VANCOUVER -- Three recent COVID-19 exposures in Surrey schools have been confirmed to involve one of the variants of concern that health officials around the world have been monitoring.

Recent exposures at École Woodward Hill Elementary School, Tamanawis Secondary School, and A.H.P. Matthew Elementary School involved the B.1.1.7 variant of the coronavirus that causes COVID-19, the Surrey school district confirmed in letters to each school's community on Saturday.

Surrey schools Supt. Jordan Tinney tweeted an image of the letters Saturday afternoon, along with his thanks to Fraser Health and to the staff, students and community at each school.

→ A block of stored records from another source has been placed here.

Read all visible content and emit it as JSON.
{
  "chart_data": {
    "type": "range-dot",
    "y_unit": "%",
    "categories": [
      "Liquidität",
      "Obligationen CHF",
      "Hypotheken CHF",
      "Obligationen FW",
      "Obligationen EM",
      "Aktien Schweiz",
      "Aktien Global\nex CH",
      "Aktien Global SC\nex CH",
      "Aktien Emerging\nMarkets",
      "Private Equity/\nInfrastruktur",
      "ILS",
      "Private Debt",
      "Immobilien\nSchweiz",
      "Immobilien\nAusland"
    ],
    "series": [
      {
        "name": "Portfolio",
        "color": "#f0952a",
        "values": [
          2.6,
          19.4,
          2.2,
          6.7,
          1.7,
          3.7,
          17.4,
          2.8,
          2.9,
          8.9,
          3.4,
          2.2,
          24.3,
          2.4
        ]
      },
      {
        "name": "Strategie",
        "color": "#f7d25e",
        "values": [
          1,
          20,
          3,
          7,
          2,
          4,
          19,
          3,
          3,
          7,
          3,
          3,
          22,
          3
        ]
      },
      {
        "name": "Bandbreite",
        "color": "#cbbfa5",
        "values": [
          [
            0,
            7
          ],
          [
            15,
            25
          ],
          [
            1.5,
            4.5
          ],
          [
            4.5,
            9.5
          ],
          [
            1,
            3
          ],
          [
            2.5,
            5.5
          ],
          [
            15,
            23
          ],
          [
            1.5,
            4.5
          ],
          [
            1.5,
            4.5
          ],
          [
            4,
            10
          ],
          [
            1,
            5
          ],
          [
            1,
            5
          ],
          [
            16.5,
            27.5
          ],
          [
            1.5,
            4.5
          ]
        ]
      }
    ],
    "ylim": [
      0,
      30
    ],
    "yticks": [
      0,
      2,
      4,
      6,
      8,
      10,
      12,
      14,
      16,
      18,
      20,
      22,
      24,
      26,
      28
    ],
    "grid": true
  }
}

The B.1.1.7 variant first emerged in the United Kingdom and is more easily transmitted than other types of the virus.

The exposures at the schools in question happened from late January to mid February, and the letters acknowledge that the school district only learned on Saturday that the strain of the virus that was in the schools was the U.K. variant.

"Testing for the variant takes longer than standard COVID-19 testing, which is why we have received this information now," each letter says.

The exposures at A.H.P Matthew happened on Jan. 26, 27 and 29, according to the letter to that school's community.

The exposures at Tamanawis Secondary happened from Jan. 26 to Feb. 8, and the exposures at Woodward Hill happened from Feb. 3 to 5 and from Feb. 8 to 12.

Fraser Health has contacted more than two dozen people at the three schools and instructed them to self-isolate and get tested for COVID-19, according to the letters.

Most of those people are associated with École Woodward Hill Elementary, where "two classes and over 20 individuals" have been instructed to stay home and get tested.

The health authority has contacted three people at A.H.P. Matthew and three at Tamanawis with the same instructions.

As of Friday, B.C. had confirmed 72 cases of COVID-19 "variants of concern." Most of those (52) were the U.K. variant, while the other 20 were B.1.351, a variant first noted in South Africa. 

B.C. has also detected one case of the variant B.1.525, which is associated with Nigeria. The province's single case is in a person who had recently returned from that country to B.C.'s Interior.

In January, the province tested more than 80 people associated with Garibaldi High School in Maple Ridge after a person who was a close contact of someone with a known case of the U.K. variant spent time at the school. All of the tests came back negative.  

Canada's chief public health officer Dr. Theresa Tam has cautioned that the more-contagious variants currently spreading in all provinces could lead to a seven-fold increase in the number of new cases detected across the country each day.